The future of Donald Trump’s presidency hung in the balance Wednesday morning with results in several key states still too close to call in the contentious and unprecedented campaign mired by an escalating pandemic.
The initial results left voters bracing for a drawn-out election night. The vote was shaping up to be a repeat of 2016, coming down to the battleground states of Michigan, Wisconsin and Pennsylvania where full results may not be known for days.
Mr. Trump was confident he would pull out a victory. “We are up BIG, but they are trying to STEAL the Election,” he tweeted sharply just before 1 a.m. “We will never let them do it. Votes cannot be cast after the Poles are closed!”
The U.S. election is a deadlock. What happens next?
Mr. Trump expanded his support in Florida, a state he narrowly won in 2016, and took Ohio by roughly the same margin he saw four years ago.

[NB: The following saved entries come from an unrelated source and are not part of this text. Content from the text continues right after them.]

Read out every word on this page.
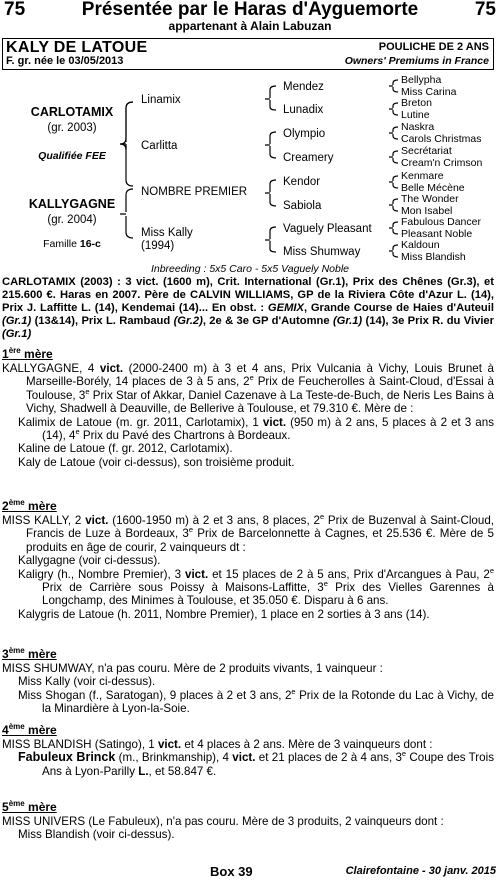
75	Présentée par le Haras d'Ayguemorte	75
appartenant à Alain Labuzan
KALY DE LATOUE
F. gr. née le 03/05/2013
POULICHE DE 2 ANS
Owners' Premiums in France
CARLOTAMIX
(gr. 2003)
Qualifiée FEE
KALLYGAGNE
(gr. 2004)
Famille 16-c
Linamix
Carlitta
NOMBRE PREMIER
Miss Kally
(1994)
Mendez
Lunadix
Olympio
Creamery
Kendor
Sabiola
Vaguely Pleasant
Miss Shumway
Bellypha
Miss Carina
Breton
Lutine
Naskra
Carols Christmas
Secrétariat
Cream'n Crimson
Kenmare
Belle Mécène
The Wonder
Mon Isabel
Fabulous Dancer
Pleasant Noble
Kaldoun
Miss Blandish
Inbreeding : 5x5 Caro - 5x5 Vaguely Noble
CARLOTAMIX (2003) : 3 vict. (1600 m), Crit. International (Gr.1), Prix des Chênes (Gr.3), et 215.600 €. Haras en 2007. Père de CALVIN WILLIAMS, GP de la Riviera Côte d'Azur L. (14), Prix J. Laffitte L. (14), Kendemai (14)... En obst. : GEMIX, Grande Course de Haies d'Auteuil (Gr.1) (13&14), Prix L. Rambaud (Gr.2), 2e & 3e GP d'Automne (Gr.1) (14), 3e Prix R. du Vivier (Gr.1)
1ère mère

KALLYGAGNE, 4 vict. (2000-2400 m) à 3 et 4 ans, Prix Vulcania à Vichy, Louis Brunet à Marseille-Borély, 14 places de 3 à 5 ans, 2e Prix de Feucherolles à Saint-Cloud, d'Essai à Toulouse, 3e Prix Star of Akkar, Daniel Cazenave à La Teste-de-Buch, de Neris Les Bains à Vichy, Shadwell à Deauville, de Bellerive à Toulouse, et 79.310 €. Mère de :

Kalimix de Latoue (m. gr. 2011, Carlotamix), 1 vict. (950 m) à 2 ans, 5 places à 2 et 3 ans (14), 4e Prix du Pavé des Chartrons à Bordeaux.

Kaline de Latoue (f. gr. 2012, Carlotamix).

Kaly de Latoue (voir ci-dessus), son troisième produit.

2ème mère

MISS KALLY, 2 vict. (1600-1950 m) à 2 et 3 ans, 8 places, 2e Prix de Buzenval à Saint-Cloud, Francis de Luze à Bordeaux, 3e Prix de Barcelonnette à Cagnes, et 25.536 €. Mère de 5 produits en âge de courir, 2 vainqueurs dt :

Kallygagne (voir ci-dessus).

Kaligry (h., Nombre Premier), 3 vict. et 15 places de 2 à 5 ans, Prix d'Arcangues à Pau, 2e Prix de Carrière sous Poissy à Maisons-Laffitte, 3e Prix des Vielles Garennes à Longchamp, des Minimes à Toulouse, et 35.050 €. Disparu à 6 ans.

Kalygris de Latoue (h. 2011, Nombre Premier), 1 place en 2 sorties à 3 ans (14).

3ème mère

MISS SHUMWAY, n'a pas couru. Mère de 2 produits vivants, 1 vainqueur :

Miss Kally (voir ci-dessus).

Miss Shogan (f., Saratogan), 9 places à 2 et 3 ans, 2e Prix de la Rotonde du Lac à Vichy, de la Minardière à Lyon-la-Soie.

4ème mère

MISS BLANDISH (Satingo), 1 vict. et 4 places à 2 ans. Mère de 3 vainqueurs dont :

Fabuleux Brinck (m., Brinkmanship), 4 vict. et 21 places de 2 à 4 ans, 3e Coupe des Trois Ans à Lyon-Parilly L., et 58.847 €.

5ème mère

MISS UNIVERS (Le Fabuleux), n'a pas couru. Mère de 3 produits, 2 vainqueurs dont :

Miss Blandish (voir ci-dessus).

Box 39	Clairefontaine - 30 janv. 2015
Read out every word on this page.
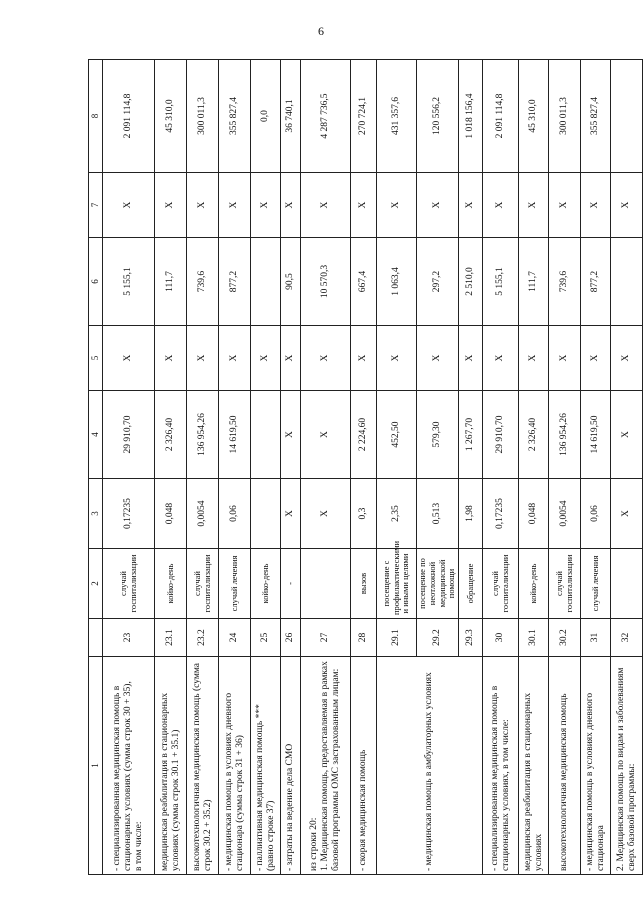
6
1		2	3	4	5	6	7	8
- специализированная медицинская помощь в стационарных условиях (сумма строк 30 + 35),
в том числе:	23	случай госпитализации	0,17235	29 910,70	X	5 155,1	X	2 091 114,8
медицинская реабилитация в стационарных условиях (сумма строк 30.1 + 35.1)	23.1	койко-день	0,048	2 326,40	X	111,7	X	45 310,0
высокотехнологичная медицинская помощь (сумма строк 30.2 + 35.2)	23.2	случай госпитализации	0,0054	136 954,26	X	739,6	X	300 011,3
- медицинская помощь в условиях дневного стационара (сумма строк 31 + 36)	24	случай лечения	0,06	14 619,50	X	877,2	X	355 827,4
- паллиативная медицинская помощь ***
(равно строке 37)	25	койко-день			X		X	0,0
- затраты на ведение дела СМО	26	-	X	X	X	90,5	X	36 740,1
из строки 20:
1. Медицинская помощь, предоставляемая в рамках базовой программы ОМС застрахованным лицам:	27		X	X	X	10 570,3	X	4 287 736,5
- скорая медицинская помощь	28	вызов	0,3	2 224,60	X	667,4	X	270 724,1
- медицинская помощь в амбулаторных условиях	29.1	посещение с профилактическими и иными целями	2,35	452,50	X	1 063,4	X	431 357,6
	29.2	посещение по неотложной медицинской помощи	0,513	579,30	X	297,2	X	120 556,2
	29.3	обращение	1,98	1 267,70	X	2 510,0	X	1 018 156,4
- специализированная медицинская помощь в стационарных условиях, в том числе:	30	случай госпитализации	0,17235	29 910,70	X	5 155,1	X	2 091 114,8
медицинская реабилитация в стационарных условиях	30.1	койко-день	0,048	2 326,40	X	111,7	X	45 310,0
высокотехнологичная медицинская помощь	30.2	случай госпитализации	0,0054	136 954,26	X	739,6	X	300 011,3
- медицинская помощь в условиях дневного стационара	31	случай лечения	0,06	14 619,50	X	877,2	X	355 827,4
2. Медицинская помощь по видам и заболеваниям сверх базовой программы:	32		X	X	X		X	
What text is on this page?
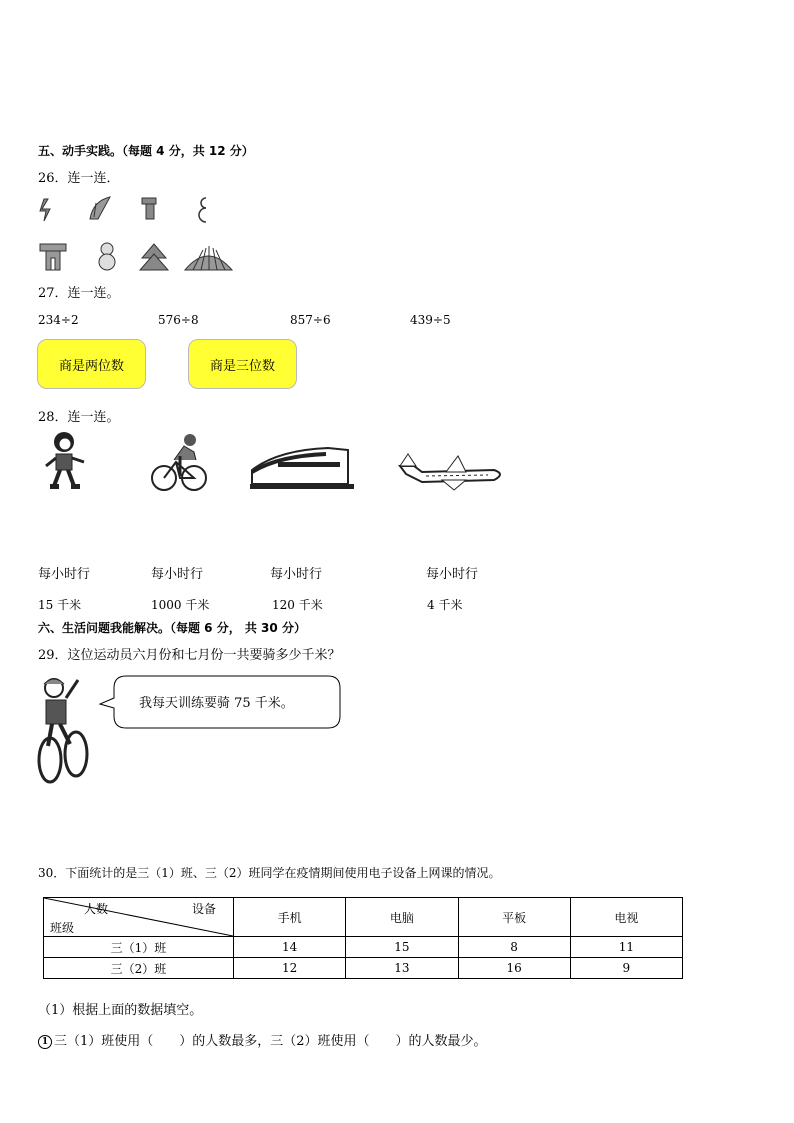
五、动手实践。（每题 4 分，共 12 分）
26．连一连．
27．连一连。
234÷2	576÷8	857÷6	439÷5
商是两位数	商是三位数
28．连一连。
每小时行	每小时行	每小时行	每小时行
15 千米	1000 千米	120 千米	4 千米
六、生活问题我能解决。（每题 6 分， 共 30 分）
29．这位运动员六月份和七月份一共要骑多少千米？
我每天训练要骑 75 千米。
30．下面统计的是三（1）班、三（2）班同学在疫情期间使用电子设备上网课的情况。
人数 设备
班级	手机	电脑	平板	电视
三（1）班	14	15	8	11
三（2）班	12	13	16	9
（1）根据上面的数据填空。
1 三（1）班使用（　　）的人数最多，三（2）班使用（　　）的人数最少。
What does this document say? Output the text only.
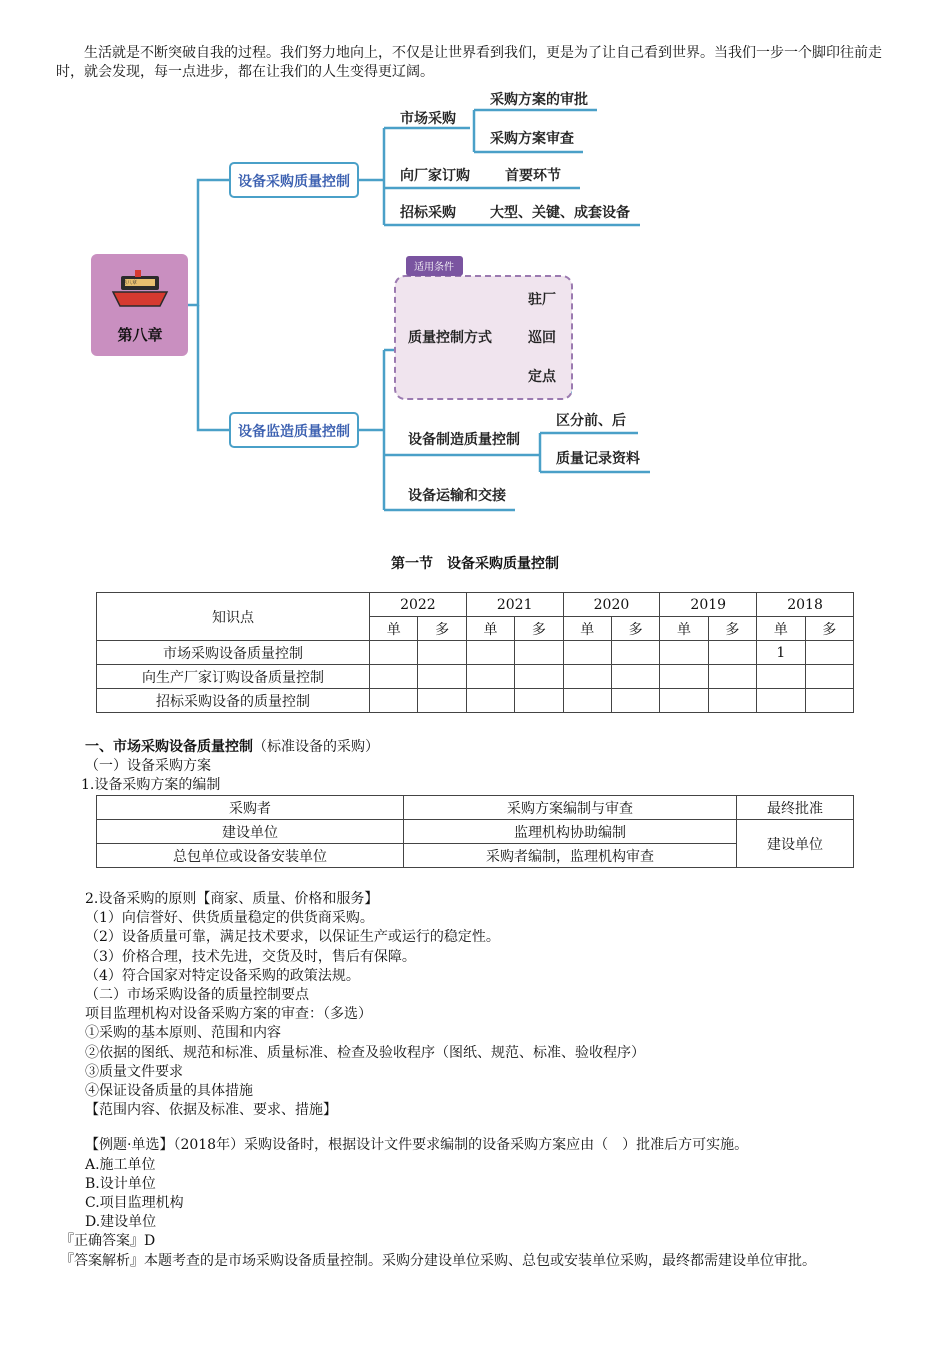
生活就是不断突破自我的过程。我们努力地向上，不仅是让世界看到我们，更是为了让自己看到世界。当我们一步一个脚印往前走时，就会发现，每一点进步，都在让我们的人生变得更辽阔。
第八章
第八章
设备采购质量控制
设备监造质量控制
市场采购
采购方案的审批
采购方案审查
向厂家订购	首要环节
招标采购 大型、关键、成套设备
适用条件
质量控制方式
驻厂
巡回
定点
设备制造质量控制
区分前、后
质量记录资料
设备运输和交接
第一节　设备采购质量控制
知识点	2022		2021		2020		2019		2018	
	单	多	单	多	单	多	单	多	单	多
市场采购设备质量控制									1	
向生产厂家订购设备质量控制										
招标采购设备的质量控制										
一、市场采购设备质量控制（标准设备的采购）
（一）设备采购方案
1.设备采购方案的编制
采购者	采购方案编制与审查	最终批准
建设单位	监理机构协助编制	建设单位
总包单位或设备安装单位	采购者编制，监理机构审查	
2.设备采购的原则【商家、质量、价格和服务】
（1）向信誉好、供货质量稳定的供货商采购。
（2）设备质量可靠，满足技术要求，以保证生产或运行的稳定性。
（3）价格合理，技术先进，交货及时，售后有保障。
（4）符合国家对特定设备采购的政策法规。
（二）市场采购设备的质量控制要点
项目监理机构对设备采购方案的审查：（多选）
①采购的基本原则、范围和内容
②依据的图纸、规范和标准、质量标准、检查及验收程序（图纸、规范、标准、验收程序）
③质量文件要求
④保证设备质量的具体措施
【范围内容、依据及标准、要求、措施】
【例题·单选】（2018年）采购设备时，根据设计文件要求编制的设备采购方案应由（　）批准后方可实施。
A.施工单位
B.设计单位
C.项目监理机构
D.建设单位
『正确答案』D
『答案解析』本题考查的是市场采购设备质量控制。采购分建设单位采购、总包或安装单位采购，最终都需建设单位审批。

However, he lost ground among suburban voters in states such as Texas and in North Carolina, where the Republican nominee was ahead of Democrat Joe Biden.
He was on track to lose Arizona, a traditionally Republican state quickly being reshaped by demographic changes, including a growing Latino population and the migration of diverse and educated professionals into the suburbs around Phoenix.
But Mr. Trump also benefited from strong turnout among his base in rural areas of the country that helped catapult him into the White House in 2016. He also saw a surge of support among Cubans and other Latino voters in South Florida, a population he heavily courted this year with messages warning that Democrats would embrace socialist policies.
Turnout in the race was set to reach near-record highs, with more than 100 million voters casting early ballots. The Biden campaign had hoped that efforts to encourage voters to cast ballots by mail to avoid crowded polling stations during a pandemic would boost turnout among Democrats. But while Mr. Biden had an early lead in several battleground states thanks in part to the results of advanced voting, Mr. Trump narrowed the gap among election-day voters as the evening wore on.
Throughout the election, Mr. Trump repeatedly sought to undermine confidence in mail-in voting, urging his supporters to protect polling stations against voter fraud. His campaign sued several states to prevent an expansion of mail-in voting, prevailing in a number of key states. The courts also sided with Democrats in a few instances.
Nearly half of states allow ballots postmarked by Nov. 3 to arrive well after election day, ensuring that their results may not be known for a week or more. Others prohibit counting advanced ballots before polls close. Election officials in the battleground states of Wisconsin, Pennsylvania and Michigan warned not to expect official results for up to several days.
The consequences of a delayed election outcome could lead to court challenges and distrust among the electorate, warned Donald Critchlow, Katzin Family Professor at Arizona State University and author of this year’s In Defense of Populism: Protest and American Democracy. “And whoever wins the election, their legitimacy as president will be questioned.”
Mr. Trump, 74, remained the underdog throughout the campaign, which proved to be a referendum on his four years in office. He consistently trailed his Mr. Biden by several points in national polls.
He repeatedly played down the risks of the pandemic that has infected more than nine million Americans and killed almost 240,000 – only to become infected with COVID-19 himself as part of an outbreak among several White House staffers and campaign advisers.
His poll numbers fell amid rising case numbers in several states, protests over racial justice, a widely panned first debate performance and a New York Times report showing he paid little personal income tax during his first year in office.
Yet Mr. Trump also gambled that he could win re-election by appealing to a group of fiercely loyal supporters. He doubled down on the nationalist rhetoric that helped him take the White House in 2016. He offered racially charged warnings that protests over the police killings of Black Americans threatened the safety of suburban communities.
He cast Mr. Biden as a puppet of the radical left and a corrupt career politician in an attempt to repeat his successful attacks on Hillary Clinton four years ago. The charge was boosted by a series of controversial media reports about the business dealings of Mr. Biden’s son, Hunter, in China and Ukraine.
By contrast, Mr. Biden, 77, bet that large numbers of voters were worried enough about the pandemic to avoid in-person rallies and shun door-to-door visits by volunteers. He spent most of the election campaigning virtually from his home in Delaware before holding several small-scale, socially distanced gatherings in the final weeks before the vote.
The former vice-president appealed to voters with a message of unity, along with a return to decency and Obama-era liberalism. He promised to tackle the pandemic, expand access to affordable health care, rebuild the economy on clean-energy jobs, restore ties with the United States' traditional allies and return the U.S. to international agreements such as the Paris climate accord and the Iran nuclear deal.
While Mr. Biden maintained an early and consistent lead in the campaign, Mr. Trump saw a last-minute bump in the polls from positive GDP-growth numbers in the week before the election.